Monday, August 6, 2007

Speeding UP Clinical Trials

Speeding UP Clinical Trials

MAGI members represent more than 100 life science organizations, including Duke Clinical Research Institute, ICON Clinical Research, ImClone Systems, ISIS Pharmaceuticals, PPD Development, Quintiles Transnational, Stanford University and the Veteran’s Administration. The organizations have come together to help develop a flexible, multiple-choice CTA template that will suit the needs of both clinical sites and sponsors.

“In a 2002 study, the Association of Clinical Research Professionals (ACRP) asked about the most challenging steps in study start-up and the two biggest challenges cited were clinical study agreements and IRB negotiations,” said Richard Jenkins, General Manager for Life Sciences at IntraLinks. “MAGI members are using IntraLinks to collaborate to create a standard study agreement that can be used across all studies and all sponsors, eliminating the need to negotiate the same details every time a study is started. The vision is that you’ll be able to negotiate study agreements electronically and, eventually, sign them electronically, shortening the process and taking away much of the administrative burden for both parties.”

Norman Goldfarb, President and CEO of First Clinical Research and Chairman of MAGI, said speeding the clinical trial initiation process will benefit sponsors, clinical sites, CROs and patients.

“As it stands today, every sponsor has its own clinical trial agreement,” Goldfarb said. “They all say pretty much the same thing, but they say it in a million different ways – and not always in the clearest way. They use legalese and different nomenclature and they order the paragraphs differently – so just trying to figure out what each contract says is a real challenge.”

To address the problem, Goldfarb set out recruit others to help him create an industry-wide solution.
“An industry-wide agreement has two big benefits,” he said. “First, it helps all of the companies in the industry – not just the sites, but also the sponsors. Second, and most importantly, it helps the public. The slogan of our organization is: ‘We can agree to save lives.’ Reducing contract negotiation means we can get life-saving drugs to the market quicker – and that’s a motivator for me.”

With the existing contract negotiation process, it takes sponsors, on average, 35 days to secure an agreement with community-based sites and about 96 days to reach an agreement with academic centers.

“We estimate that we can speed that up by at least 2 weeks and by as much as 80% in some cases,” Goldfarb said. “When you figure that every day of delay in approving a drug costs a drug company an average of $1.3 million, if we save two weeks, we’re talking serious money.”

Goldfarb said the response from investigative sites has been “fabulous,” with more than 100 organizations signing on to IntraLinks to participate in the process of developing a standard template for clinical agreements. Even CROs readily see the benefits, he said.

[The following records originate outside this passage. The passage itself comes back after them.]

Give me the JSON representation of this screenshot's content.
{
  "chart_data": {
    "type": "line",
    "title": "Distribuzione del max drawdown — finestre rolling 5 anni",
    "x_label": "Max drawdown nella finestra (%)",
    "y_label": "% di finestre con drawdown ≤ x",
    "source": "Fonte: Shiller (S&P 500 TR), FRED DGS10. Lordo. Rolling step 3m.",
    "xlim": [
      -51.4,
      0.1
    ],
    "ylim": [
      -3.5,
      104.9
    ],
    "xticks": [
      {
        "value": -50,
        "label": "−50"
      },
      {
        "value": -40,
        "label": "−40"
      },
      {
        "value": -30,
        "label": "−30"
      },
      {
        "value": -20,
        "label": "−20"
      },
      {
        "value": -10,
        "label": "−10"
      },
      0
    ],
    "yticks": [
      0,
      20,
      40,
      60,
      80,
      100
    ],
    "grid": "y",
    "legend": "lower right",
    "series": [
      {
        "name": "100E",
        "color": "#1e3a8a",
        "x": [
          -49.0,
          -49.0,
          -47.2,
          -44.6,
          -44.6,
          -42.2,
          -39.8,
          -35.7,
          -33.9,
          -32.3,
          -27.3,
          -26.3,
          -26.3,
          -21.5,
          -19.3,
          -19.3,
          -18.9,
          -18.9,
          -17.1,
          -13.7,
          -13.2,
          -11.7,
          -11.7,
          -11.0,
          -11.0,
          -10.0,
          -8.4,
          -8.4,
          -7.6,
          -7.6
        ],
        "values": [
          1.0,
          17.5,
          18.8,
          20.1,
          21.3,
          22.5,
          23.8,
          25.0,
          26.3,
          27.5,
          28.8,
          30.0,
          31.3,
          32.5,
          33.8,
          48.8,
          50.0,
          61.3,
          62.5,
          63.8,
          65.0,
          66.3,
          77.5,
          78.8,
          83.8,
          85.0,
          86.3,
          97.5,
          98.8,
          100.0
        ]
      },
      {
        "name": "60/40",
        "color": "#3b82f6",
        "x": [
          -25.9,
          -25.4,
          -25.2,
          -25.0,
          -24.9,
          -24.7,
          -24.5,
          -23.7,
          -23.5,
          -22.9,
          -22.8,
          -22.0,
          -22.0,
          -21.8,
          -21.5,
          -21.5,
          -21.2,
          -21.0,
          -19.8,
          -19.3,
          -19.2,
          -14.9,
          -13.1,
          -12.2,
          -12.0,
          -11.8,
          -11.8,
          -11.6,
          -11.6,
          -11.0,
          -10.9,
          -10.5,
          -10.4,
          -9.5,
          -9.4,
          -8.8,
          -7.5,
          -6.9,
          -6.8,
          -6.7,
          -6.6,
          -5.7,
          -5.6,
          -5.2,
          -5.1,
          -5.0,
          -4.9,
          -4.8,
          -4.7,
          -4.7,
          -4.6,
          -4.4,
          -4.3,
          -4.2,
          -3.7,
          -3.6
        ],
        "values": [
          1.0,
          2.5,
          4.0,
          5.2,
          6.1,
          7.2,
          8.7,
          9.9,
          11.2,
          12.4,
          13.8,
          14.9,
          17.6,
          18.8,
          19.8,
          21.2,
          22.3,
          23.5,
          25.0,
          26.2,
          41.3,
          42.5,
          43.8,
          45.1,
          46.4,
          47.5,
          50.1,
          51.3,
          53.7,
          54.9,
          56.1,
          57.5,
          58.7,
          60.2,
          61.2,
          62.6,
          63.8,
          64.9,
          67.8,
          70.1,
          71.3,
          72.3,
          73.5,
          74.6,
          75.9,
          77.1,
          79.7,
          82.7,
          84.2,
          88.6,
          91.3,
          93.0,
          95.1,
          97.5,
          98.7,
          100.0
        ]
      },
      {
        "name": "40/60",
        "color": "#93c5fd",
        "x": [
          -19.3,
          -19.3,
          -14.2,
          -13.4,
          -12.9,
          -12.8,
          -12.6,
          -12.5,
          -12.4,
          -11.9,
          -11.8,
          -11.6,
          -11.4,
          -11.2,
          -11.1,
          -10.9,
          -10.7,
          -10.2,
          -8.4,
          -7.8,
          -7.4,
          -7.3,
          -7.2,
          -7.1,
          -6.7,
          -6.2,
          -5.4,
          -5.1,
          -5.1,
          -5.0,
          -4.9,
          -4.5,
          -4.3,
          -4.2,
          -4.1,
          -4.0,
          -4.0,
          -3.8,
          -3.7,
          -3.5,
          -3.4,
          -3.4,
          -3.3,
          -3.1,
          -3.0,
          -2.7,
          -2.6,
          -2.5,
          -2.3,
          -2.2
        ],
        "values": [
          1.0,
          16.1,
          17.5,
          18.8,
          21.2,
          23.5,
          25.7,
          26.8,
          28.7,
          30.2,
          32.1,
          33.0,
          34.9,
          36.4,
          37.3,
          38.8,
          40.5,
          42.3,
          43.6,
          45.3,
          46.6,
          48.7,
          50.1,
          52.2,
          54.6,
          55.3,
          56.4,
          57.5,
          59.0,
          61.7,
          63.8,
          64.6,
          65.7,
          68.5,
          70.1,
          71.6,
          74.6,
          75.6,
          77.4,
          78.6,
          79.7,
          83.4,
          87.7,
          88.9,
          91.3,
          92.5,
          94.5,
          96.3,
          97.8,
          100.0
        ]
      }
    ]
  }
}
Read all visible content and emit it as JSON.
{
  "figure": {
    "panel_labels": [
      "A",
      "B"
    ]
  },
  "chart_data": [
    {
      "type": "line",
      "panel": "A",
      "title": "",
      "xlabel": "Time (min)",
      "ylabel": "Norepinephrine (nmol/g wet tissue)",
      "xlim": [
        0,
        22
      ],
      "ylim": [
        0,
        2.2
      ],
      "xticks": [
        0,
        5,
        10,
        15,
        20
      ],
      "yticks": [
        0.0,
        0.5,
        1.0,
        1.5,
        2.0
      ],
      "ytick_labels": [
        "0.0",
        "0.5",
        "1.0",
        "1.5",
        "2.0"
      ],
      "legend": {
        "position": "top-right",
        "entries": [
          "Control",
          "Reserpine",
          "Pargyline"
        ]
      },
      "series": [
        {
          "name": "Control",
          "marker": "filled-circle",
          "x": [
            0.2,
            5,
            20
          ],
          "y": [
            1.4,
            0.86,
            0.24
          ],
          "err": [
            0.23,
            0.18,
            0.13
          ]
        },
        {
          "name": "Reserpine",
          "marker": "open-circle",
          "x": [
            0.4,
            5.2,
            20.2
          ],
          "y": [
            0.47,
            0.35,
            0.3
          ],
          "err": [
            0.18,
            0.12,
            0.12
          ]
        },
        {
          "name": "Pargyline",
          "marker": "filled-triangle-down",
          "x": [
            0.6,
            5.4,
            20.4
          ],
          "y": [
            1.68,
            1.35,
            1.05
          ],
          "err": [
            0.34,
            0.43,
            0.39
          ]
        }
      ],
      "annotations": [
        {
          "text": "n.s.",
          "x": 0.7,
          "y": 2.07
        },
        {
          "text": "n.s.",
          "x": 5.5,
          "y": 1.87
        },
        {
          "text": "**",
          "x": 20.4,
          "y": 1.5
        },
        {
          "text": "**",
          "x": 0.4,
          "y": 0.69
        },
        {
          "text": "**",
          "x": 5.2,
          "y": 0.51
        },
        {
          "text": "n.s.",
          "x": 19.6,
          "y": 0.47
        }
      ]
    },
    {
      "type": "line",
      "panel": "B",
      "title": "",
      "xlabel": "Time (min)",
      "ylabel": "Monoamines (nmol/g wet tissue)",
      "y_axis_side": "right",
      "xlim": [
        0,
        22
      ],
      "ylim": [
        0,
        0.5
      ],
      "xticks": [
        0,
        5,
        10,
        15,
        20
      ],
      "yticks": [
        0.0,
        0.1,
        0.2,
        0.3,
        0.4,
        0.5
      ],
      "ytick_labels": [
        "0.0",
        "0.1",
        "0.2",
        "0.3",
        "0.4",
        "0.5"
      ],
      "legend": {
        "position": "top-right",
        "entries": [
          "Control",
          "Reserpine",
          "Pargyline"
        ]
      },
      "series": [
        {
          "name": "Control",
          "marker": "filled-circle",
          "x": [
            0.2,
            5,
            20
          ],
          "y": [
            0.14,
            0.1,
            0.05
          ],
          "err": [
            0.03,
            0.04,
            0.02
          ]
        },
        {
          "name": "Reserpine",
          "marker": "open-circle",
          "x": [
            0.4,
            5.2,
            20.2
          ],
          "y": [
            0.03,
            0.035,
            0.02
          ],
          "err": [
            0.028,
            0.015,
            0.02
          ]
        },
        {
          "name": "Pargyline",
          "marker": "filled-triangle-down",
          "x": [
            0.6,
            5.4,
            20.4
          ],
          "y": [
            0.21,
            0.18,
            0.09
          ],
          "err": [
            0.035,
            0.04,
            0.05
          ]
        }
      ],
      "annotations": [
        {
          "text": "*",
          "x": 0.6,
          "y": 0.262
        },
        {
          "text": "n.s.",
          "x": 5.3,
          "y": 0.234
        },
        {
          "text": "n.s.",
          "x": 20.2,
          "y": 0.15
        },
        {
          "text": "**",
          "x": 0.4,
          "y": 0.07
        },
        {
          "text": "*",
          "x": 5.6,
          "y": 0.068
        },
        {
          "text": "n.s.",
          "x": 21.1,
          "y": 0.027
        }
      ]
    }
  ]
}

“Sponsors understand the benefits in principle,” Goldfarb said, “but they get bogged down in the practicalities of corporate legal departments and so on. As we develop the text, which will be very flexible with multiple-choice options, the sponsors will see that it’s not scary and they’ll realize the sites prefer it, because they’re all going to be asking for it. MAGI member sites are conducting more than 18,000 clinical studies, so it’s going to be a lot of project managers saying ‘please use the MAGI language’.”